Androgenetic alopecia is a hereditary condition that affects both men and women, although the pattern of hair loss varies. In men, progressive hair thinning often begins in the late teens or early twenties with a receding hairline and crown thinning that forms a distinctive M shape. Women experiencing androgenetic alopecia may observe scattered hair loss on the scalp rather than a distinct receding hairline. Thinning usually happens later in life, typically after menopause.

What causes progressive hair thinning?

“Various factors contribute to progressive hair thinning, including genetics, hormonal changes, and age," says Dr.
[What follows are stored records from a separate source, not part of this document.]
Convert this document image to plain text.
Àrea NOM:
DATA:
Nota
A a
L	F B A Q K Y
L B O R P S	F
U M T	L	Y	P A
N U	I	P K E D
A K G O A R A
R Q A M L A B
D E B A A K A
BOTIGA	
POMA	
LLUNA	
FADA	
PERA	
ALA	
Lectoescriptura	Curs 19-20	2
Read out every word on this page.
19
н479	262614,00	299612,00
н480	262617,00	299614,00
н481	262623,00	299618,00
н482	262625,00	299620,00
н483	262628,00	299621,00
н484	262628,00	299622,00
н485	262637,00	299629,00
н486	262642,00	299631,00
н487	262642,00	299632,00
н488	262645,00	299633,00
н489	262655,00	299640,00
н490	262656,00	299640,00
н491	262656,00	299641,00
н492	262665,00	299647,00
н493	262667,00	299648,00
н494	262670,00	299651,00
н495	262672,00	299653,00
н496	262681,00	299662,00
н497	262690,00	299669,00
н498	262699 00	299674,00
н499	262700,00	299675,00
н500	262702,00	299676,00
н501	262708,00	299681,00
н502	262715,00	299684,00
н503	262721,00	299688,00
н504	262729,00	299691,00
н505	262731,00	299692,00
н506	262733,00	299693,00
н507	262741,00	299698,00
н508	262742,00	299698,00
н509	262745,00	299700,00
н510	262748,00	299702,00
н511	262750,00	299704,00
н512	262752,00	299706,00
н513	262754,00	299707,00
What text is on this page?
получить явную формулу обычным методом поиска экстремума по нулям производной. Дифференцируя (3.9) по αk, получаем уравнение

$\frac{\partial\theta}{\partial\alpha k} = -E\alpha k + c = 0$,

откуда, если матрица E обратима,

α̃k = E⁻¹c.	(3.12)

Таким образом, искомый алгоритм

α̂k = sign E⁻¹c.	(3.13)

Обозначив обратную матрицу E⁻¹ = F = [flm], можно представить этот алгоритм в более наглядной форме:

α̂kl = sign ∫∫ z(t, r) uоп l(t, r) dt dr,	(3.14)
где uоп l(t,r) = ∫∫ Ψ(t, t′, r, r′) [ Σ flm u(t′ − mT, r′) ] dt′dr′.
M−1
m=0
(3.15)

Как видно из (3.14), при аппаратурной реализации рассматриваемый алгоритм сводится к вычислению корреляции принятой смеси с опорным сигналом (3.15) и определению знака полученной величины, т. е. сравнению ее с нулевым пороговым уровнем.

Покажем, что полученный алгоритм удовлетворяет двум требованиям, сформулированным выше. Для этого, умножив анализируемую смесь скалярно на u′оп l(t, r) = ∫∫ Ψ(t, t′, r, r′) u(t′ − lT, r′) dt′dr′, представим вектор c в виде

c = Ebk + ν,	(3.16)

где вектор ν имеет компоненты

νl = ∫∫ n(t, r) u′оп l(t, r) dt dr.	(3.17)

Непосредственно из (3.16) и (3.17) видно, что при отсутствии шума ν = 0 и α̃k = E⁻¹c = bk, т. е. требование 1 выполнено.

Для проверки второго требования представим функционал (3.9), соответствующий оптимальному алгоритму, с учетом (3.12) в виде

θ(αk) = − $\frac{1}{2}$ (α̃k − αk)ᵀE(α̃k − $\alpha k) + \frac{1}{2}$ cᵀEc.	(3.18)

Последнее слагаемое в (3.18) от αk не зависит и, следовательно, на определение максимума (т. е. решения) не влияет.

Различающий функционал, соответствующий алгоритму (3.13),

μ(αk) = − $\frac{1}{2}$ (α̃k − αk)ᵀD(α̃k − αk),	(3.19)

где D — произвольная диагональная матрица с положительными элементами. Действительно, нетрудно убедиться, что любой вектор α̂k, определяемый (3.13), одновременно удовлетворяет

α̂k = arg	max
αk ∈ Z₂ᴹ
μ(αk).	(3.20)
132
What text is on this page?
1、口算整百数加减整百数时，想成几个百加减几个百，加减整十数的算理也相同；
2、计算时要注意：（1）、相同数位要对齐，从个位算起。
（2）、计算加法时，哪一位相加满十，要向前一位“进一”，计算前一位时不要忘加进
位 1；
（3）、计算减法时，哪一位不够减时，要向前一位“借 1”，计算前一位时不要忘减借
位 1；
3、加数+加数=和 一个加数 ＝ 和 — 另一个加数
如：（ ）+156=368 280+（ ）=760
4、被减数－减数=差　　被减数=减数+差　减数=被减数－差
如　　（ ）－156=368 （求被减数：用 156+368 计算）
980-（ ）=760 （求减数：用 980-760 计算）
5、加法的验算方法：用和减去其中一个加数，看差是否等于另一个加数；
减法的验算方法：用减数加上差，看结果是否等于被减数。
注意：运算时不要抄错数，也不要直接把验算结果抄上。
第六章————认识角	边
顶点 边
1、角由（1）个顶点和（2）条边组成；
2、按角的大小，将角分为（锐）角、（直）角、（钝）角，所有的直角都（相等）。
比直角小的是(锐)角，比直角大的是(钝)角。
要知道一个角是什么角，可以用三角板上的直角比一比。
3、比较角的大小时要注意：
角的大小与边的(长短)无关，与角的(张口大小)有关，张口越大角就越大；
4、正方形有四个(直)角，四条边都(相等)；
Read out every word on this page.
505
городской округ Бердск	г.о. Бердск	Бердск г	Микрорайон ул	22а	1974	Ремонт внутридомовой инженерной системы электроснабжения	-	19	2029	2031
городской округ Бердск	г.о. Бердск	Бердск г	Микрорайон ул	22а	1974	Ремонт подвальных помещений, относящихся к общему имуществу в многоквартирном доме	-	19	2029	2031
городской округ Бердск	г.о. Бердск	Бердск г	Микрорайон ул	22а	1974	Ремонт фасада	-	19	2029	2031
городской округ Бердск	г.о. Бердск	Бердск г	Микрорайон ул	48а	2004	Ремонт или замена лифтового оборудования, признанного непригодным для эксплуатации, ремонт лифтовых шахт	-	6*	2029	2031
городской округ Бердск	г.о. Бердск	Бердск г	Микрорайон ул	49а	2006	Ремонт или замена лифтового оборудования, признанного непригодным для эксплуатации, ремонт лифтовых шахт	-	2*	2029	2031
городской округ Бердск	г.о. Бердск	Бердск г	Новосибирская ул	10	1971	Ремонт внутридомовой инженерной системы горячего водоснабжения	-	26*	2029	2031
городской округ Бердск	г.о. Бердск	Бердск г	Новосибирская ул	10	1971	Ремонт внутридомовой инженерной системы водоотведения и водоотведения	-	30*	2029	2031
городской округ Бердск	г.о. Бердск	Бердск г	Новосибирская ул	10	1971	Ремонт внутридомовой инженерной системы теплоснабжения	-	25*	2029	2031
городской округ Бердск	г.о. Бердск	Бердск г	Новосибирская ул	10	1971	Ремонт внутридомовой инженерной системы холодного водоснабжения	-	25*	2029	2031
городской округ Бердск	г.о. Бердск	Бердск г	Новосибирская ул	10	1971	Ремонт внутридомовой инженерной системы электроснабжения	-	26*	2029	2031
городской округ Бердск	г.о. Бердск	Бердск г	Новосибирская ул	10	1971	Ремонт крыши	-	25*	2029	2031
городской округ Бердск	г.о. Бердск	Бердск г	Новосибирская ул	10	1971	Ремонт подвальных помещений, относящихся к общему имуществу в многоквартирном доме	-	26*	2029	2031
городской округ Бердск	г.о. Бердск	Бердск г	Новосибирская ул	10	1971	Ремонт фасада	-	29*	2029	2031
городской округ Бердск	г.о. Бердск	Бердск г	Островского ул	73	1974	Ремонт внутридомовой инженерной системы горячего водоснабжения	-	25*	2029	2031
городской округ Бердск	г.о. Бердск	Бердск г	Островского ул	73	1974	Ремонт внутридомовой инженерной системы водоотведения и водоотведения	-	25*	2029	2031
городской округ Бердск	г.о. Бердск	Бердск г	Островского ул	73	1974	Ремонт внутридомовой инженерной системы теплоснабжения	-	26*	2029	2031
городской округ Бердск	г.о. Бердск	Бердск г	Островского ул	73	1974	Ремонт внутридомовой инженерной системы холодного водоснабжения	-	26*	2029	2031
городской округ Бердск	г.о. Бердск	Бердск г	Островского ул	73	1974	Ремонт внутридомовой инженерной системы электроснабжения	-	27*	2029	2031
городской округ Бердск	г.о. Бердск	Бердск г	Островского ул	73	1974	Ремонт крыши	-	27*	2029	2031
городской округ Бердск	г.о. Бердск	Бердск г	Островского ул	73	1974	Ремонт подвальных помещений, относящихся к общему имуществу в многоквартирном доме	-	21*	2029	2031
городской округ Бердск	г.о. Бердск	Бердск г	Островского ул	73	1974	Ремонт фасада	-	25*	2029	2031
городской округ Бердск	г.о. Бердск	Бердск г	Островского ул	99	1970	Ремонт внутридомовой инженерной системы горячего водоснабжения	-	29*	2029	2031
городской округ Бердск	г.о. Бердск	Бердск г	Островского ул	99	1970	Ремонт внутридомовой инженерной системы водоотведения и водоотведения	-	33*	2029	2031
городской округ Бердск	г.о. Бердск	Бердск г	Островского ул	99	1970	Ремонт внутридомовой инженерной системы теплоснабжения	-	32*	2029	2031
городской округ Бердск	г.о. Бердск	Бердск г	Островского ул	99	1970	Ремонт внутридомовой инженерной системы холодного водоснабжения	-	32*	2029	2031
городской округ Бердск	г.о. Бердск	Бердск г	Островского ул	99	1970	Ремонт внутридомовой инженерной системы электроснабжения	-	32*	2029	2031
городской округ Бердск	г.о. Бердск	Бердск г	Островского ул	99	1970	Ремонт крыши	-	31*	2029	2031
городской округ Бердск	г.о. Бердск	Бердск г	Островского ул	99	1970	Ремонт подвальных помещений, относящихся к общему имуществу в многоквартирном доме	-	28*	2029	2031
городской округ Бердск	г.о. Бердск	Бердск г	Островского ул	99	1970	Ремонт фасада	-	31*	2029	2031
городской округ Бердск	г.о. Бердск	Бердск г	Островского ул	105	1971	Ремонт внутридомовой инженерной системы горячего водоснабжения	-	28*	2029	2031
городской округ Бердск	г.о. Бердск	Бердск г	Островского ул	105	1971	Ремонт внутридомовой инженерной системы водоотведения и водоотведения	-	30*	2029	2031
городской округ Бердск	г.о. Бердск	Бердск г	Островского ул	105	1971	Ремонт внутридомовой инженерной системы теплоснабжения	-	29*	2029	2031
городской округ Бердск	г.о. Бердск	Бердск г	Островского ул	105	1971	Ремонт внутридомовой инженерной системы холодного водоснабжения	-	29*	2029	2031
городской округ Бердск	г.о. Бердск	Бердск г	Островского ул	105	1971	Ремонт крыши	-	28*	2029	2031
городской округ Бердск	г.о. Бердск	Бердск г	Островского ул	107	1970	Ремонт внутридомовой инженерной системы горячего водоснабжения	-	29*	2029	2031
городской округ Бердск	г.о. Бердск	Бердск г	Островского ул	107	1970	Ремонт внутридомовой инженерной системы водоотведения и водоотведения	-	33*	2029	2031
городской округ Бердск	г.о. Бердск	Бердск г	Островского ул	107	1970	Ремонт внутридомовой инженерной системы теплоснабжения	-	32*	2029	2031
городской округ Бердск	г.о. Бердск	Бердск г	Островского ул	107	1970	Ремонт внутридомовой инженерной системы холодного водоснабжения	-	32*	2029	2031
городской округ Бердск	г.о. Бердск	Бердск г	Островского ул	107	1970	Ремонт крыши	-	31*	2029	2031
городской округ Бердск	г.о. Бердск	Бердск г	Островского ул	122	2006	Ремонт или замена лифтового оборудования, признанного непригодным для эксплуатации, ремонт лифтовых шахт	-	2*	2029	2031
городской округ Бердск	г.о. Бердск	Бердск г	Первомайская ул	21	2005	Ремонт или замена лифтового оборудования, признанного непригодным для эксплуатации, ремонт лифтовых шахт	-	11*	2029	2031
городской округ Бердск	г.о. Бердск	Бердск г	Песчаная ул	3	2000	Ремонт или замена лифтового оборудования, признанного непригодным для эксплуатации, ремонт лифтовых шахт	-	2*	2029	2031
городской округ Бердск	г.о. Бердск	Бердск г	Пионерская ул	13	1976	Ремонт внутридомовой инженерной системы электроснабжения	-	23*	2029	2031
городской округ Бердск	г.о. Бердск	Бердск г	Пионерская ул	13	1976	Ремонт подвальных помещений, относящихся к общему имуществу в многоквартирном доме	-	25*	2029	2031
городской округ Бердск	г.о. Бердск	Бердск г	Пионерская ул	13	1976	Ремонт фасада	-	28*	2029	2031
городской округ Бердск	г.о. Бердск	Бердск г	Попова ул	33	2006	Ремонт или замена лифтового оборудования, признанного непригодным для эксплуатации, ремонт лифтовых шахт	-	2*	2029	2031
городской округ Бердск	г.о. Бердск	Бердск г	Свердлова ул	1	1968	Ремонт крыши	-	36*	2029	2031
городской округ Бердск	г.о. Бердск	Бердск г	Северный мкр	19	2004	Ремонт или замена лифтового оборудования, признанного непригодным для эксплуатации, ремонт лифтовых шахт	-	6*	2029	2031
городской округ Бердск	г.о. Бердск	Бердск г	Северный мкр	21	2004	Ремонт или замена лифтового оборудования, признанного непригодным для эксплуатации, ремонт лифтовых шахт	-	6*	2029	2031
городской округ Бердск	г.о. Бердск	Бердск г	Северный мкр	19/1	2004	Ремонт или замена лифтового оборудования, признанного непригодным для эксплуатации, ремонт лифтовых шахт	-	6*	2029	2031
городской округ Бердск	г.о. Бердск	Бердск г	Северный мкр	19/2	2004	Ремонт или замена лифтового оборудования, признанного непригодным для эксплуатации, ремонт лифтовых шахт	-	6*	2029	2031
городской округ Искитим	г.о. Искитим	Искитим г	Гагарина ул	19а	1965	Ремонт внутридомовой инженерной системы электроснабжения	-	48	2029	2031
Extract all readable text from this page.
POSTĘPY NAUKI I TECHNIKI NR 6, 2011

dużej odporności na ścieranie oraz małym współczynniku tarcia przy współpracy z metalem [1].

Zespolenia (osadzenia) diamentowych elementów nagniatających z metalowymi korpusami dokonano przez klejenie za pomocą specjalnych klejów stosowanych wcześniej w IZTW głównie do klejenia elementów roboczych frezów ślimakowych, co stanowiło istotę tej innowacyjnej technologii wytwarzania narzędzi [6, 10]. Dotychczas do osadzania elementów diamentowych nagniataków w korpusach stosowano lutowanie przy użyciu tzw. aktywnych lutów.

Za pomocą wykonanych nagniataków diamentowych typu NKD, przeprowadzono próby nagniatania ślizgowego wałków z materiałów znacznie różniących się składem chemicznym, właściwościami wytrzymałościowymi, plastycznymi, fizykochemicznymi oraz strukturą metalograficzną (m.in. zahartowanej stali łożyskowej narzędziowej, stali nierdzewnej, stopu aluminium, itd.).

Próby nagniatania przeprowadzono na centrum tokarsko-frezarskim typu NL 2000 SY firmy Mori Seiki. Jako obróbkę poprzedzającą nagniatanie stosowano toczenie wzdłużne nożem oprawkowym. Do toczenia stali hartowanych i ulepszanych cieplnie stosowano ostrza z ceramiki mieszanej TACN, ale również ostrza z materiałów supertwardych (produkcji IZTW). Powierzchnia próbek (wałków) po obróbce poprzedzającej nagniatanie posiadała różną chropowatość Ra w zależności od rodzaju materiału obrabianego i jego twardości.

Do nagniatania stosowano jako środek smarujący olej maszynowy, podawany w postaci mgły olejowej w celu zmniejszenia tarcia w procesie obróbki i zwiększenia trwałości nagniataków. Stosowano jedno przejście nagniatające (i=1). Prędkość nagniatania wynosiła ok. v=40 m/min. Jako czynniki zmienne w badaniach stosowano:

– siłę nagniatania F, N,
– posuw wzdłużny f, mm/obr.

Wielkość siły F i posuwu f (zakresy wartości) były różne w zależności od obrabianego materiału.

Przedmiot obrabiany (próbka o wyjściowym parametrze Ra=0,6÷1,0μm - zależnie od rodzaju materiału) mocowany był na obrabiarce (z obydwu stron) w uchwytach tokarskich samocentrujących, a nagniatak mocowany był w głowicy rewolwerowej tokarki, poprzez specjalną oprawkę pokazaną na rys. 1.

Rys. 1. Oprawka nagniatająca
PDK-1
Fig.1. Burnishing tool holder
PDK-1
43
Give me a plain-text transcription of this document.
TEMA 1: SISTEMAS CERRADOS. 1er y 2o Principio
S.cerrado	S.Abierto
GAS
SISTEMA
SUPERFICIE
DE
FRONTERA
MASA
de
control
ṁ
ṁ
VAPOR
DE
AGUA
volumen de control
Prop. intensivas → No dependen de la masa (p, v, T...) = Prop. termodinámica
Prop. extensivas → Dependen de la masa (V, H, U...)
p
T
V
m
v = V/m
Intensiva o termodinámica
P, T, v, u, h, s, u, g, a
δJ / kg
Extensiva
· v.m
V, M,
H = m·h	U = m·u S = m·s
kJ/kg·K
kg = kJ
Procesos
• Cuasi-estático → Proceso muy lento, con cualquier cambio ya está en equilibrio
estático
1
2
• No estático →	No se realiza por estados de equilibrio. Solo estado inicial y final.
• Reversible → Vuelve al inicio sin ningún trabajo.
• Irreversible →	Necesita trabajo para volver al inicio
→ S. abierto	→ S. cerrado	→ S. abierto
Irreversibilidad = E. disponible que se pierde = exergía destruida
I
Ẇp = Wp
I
Doshi. "Hormones, especially dihydrotestosterone (DHT), play a crucial role in the development of androgenetic alopecia in genetically susceptible individuals."

How to treat progressive hair thinning

Similar to telogen effluvium, treating progressive hair thinning should also involve optimizing your diet, managing stress levels, and maintaining a healthy lifestyle. However, you will also need to use medicated products to halt its progression and encourage regrowth.

For female pattern baldness, Dr. Doshi usually recommends topical minoxidil, a drug widely used to promote hair growth. Hormone replacement treatments may also be considered for postmenopausal women whose hormonal fluctuations may be contributing to hair loss. And while it's not quite as common for women as it is for men, hair transplant surgery can be used as a final resort to restore hair density if the more tried-and-true methods aren't delivering results.

How to identify which type of hair loss you're dealing with

If you observe a sudden and significant shedding, you've most likely got a case of telogen effluvium on your hands. On the flip side, if you observe a gradual decrease in hair density where your scalp is becoming more visible, and your hair is finer and more sensitive, it's probably progressive hair loss.

That said, it is possible for both telogen effluvium and progressive hair thinning to occur simultaneously. Therefore, it’s always a good idea to consult with a trichologist or dermatologist as soon as you notice that there is a problem.